The following is a summary of “Apixaban for Stroke Prevention in Subclinical Atrial Fibrillation,” published in the January 2024 issue of Neurology by Healey et al.
Researchers performed a retrospective study investigating the effectiveness of oral anticoagulation against the 2.5-fold stroke risk associated with subclinical atrial fibrillation.
They conducted a trial with patients experiencing subclinical atrial fibrillation lasting 6 to 24 hours. Patients were randomly selected in a double-blind, double-dummy design to receive 5 mg of apixaban twice daily (2.5 mg twice daily when indicated) or 81 mg of aspirin daily. If atrial fibrillation lasted more than 24 hours or clinical atrial fibrillation occurred, trial medication was halted, and anticoagulation began. In the intention-to-treat group, the primary focus was on assessing stroke or systemic embolism in all randomized patients. Examining on-treatment patients for major bleeding, follow-up was censored 5 days after permanent trial medication discontinuation.

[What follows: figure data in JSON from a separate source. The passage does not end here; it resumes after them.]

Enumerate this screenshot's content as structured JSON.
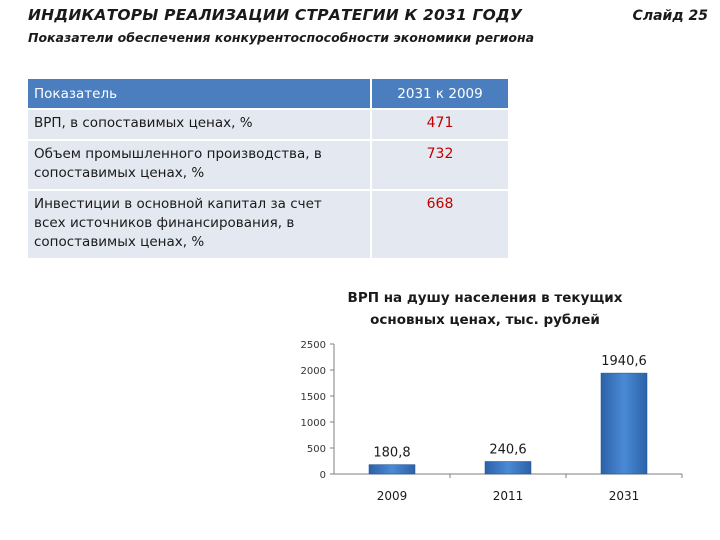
{
  "header": {
    "title": "ИНДИКАТОРЫ РЕАЛИЗАЦИИ СТРАТЕГИИ К 2031 ГОДУ",
    "slide_number": "Слайд 25",
    "subtitle": "Показатели обеспечения конкурентоспособности  экономики региона"
  },
  "table": {
    "headers": [
      "Показатель",
      "2031 к 2009"
    ],
    "rows": [
      {
        "label": "ВРП, в сопоставимых ценах, %",
        "value": "471"
      },
      {
        "label": "Объем промышленного производства, в сопоставимых ценах, %",
        "value": "732"
      },
      {
        "label": "Инвестиции в основной капитал за счет всех источников  финансирования, в сопоставимых ценах, %",
        "value": "668"
      }
    ]
  },
  "chart_data": {
    "type": "bar",
    "title": "ВРП на душу населения в текущих основных ценах, тыс. рублей",
    "title_lines": [
      "ВРП на душу населения в текущих",
      "основных ценах, тыс. рублей"
    ],
    "categories": [
      "2009",
      "2011",
      "2031"
    ],
    "values": [
      180.8,
      240.6,
      1940.6
    ],
    "data_labels": [
      "180,8",
      "240,6",
      "1940,6"
    ],
    "yticks": [
      "0",
      "500",
      "1000",
      "1500",
      "2000",
      "2500"
    ],
    "ylim": [
      0,
      2500
    ],
    "grid": false,
    "colors": {
      "bar": "#3a78c4",
      "bar_dark": "#1f4f8e",
      "axis": "#7f7f7f"
    }
  }
}
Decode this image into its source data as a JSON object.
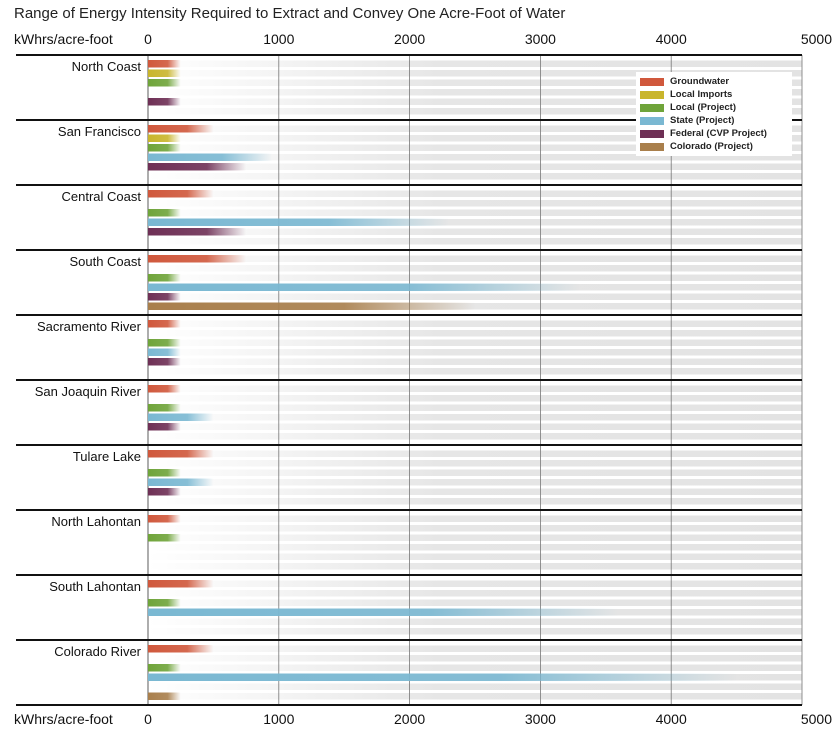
{
  "chart_data": {
    "type": "bar",
    "title": "Range of Energy Intensity Required to Extract and Convey One Acre-Foot of Water",
    "unit_label": "kWhrs/acre-foot",
    "xlim": [
      0,
      5000
    ],
    "xticks": [
      "0",
      "1000",
      "2000",
      "3000",
      "4000",
      "5000"
    ],
    "grid": true,
    "legend_position": "top-right",
    "series": [
      {
        "name": "Groundwater",
        "color": "#d0583c"
      },
      {
        "name": "Local Imports",
        "color": "#c9b52c"
      },
      {
        "name": "Local (Project)",
        "color": "#6fa43a"
      },
      {
        "name": "State (Project)",
        "color": "#7ab8d2"
      },
      {
        "name": "Federal (CVP Project)",
        "color": "#6e2f55"
      },
      {
        "name": "Colorado (Project)",
        "color": "#a97f4c"
      }
    ],
    "categories": [
      {
        "name": "North Coast",
        "bars": [
          {
            "series": 0,
            "min": 0,
            "max": 250
          },
          {
            "series": 1,
            "min": 0,
            "max": 250
          },
          {
            "series": 2,
            "min": 0,
            "max": 250
          },
          {
            "series": 4,
            "min": 0,
            "max": 250
          }
        ]
      },
      {
        "name": "San Francisco",
        "bars": [
          {
            "series": 0,
            "min": 0,
            "max": 500
          },
          {
            "series": 1,
            "min": 0,
            "max": 250
          },
          {
            "series": 2,
            "min": 0,
            "max": 250
          },
          {
            "series": 3,
            "min": 0,
            "max": 950
          },
          {
            "series": 4,
            "min": 0,
            "max": 750
          }
        ]
      },
      {
        "name": "Central Coast",
        "bars": [
          {
            "series": 0,
            "min": 0,
            "max": 500
          },
          {
            "series": 2,
            "min": 0,
            "max": 250
          },
          {
            "series": 3,
            "min": 0,
            "max": 2300
          },
          {
            "series": 4,
            "min": 0,
            "max": 750
          }
        ]
      },
      {
        "name": "South Coast",
        "bars": [
          {
            "series": 0,
            "min": 0,
            "max": 750
          },
          {
            "series": 2,
            "min": 0,
            "max": 250
          },
          {
            "series": 3,
            "min": 0,
            "max": 3300
          },
          {
            "series": 4,
            "min": 0,
            "max": 250
          },
          {
            "series": 5,
            "min": 0,
            "max": 2500
          }
        ]
      },
      {
        "name": "Sacramento River",
        "bars": [
          {
            "series": 0,
            "min": 0,
            "max": 250
          },
          {
            "series": 2,
            "min": 0,
            "max": 250
          },
          {
            "series": 3,
            "min": 0,
            "max": 250
          },
          {
            "series": 4,
            "min": 0,
            "max": 250
          }
        ]
      },
      {
        "name": "San Joaquin River",
        "bars": [
          {
            "series": 0,
            "min": 0,
            "max": 250
          },
          {
            "series": 2,
            "min": 0,
            "max": 250
          },
          {
            "series": 3,
            "min": 0,
            "max": 500
          },
          {
            "series": 4,
            "min": 0,
            "max": 250
          }
        ]
      },
      {
        "name": "Tulare Lake",
        "bars": [
          {
            "series": 0,
            "min": 0,
            "max": 500
          },
          {
            "series": 2,
            "min": 0,
            "max": 250
          },
          {
            "series": 3,
            "min": 0,
            "max": 500
          },
          {
            "series": 4,
            "min": 0,
            "max": 250
          }
        ]
      },
      {
        "name": "North Lahontan",
        "bars": [
          {
            "series": 0,
            "min": 0,
            "max": 250
          },
          {
            "series": 2,
            "min": 0,
            "max": 250
          }
        ]
      },
      {
        "name": "South Lahontan",
        "bars": [
          {
            "series": 0,
            "min": 0,
            "max": 500
          },
          {
            "series": 2,
            "min": 0,
            "max": 250
          },
          {
            "series": 3,
            "min": 0,
            "max": 3600
          }
        ]
      },
      {
        "name": "Colorado River",
        "bars": [
          {
            "series": 0,
            "min": 0,
            "max": 500
          },
          {
            "series": 2,
            "min": 0,
            "max": 250
          },
          {
            "series": 3,
            "min": 0,
            "max": 4500
          },
          {
            "series": 5,
            "min": 0,
            "max": 250
          }
        ]
      }
    ]
  }
}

The results showed 4,012 patients, with a mean age of 76.8±7.6 years mean CHA2DS2-VASc score of 3.9±1.1 (0 to 9 range, higher scores indicating greater stroke risk); 36.1% were women. After 3.5±1.8 years follow-up, the apixaban group had 55 strokes or systemic embolisms (0.78% per patient-year) vs. the aspirin group with 86 events (1.24% per patient-year) (HR, 0.63; 95% CI, 0.45 to 0.88; P=0.007). In the on-treatment population, the major bleeding rate was 1.71% per patient-year with apixaban and 0.94% with aspirin (HR, 1.80; 95% CI, 1.26 to 2.57; P=0.001). Fatal bleeding occurred in 5 patients with apixaban and 8 with aspirin.
They concluded that apixaban topped aspirin in subclinical AF stroke prevention but bled more, tilting the decision towards individualized risk-benefit assessment.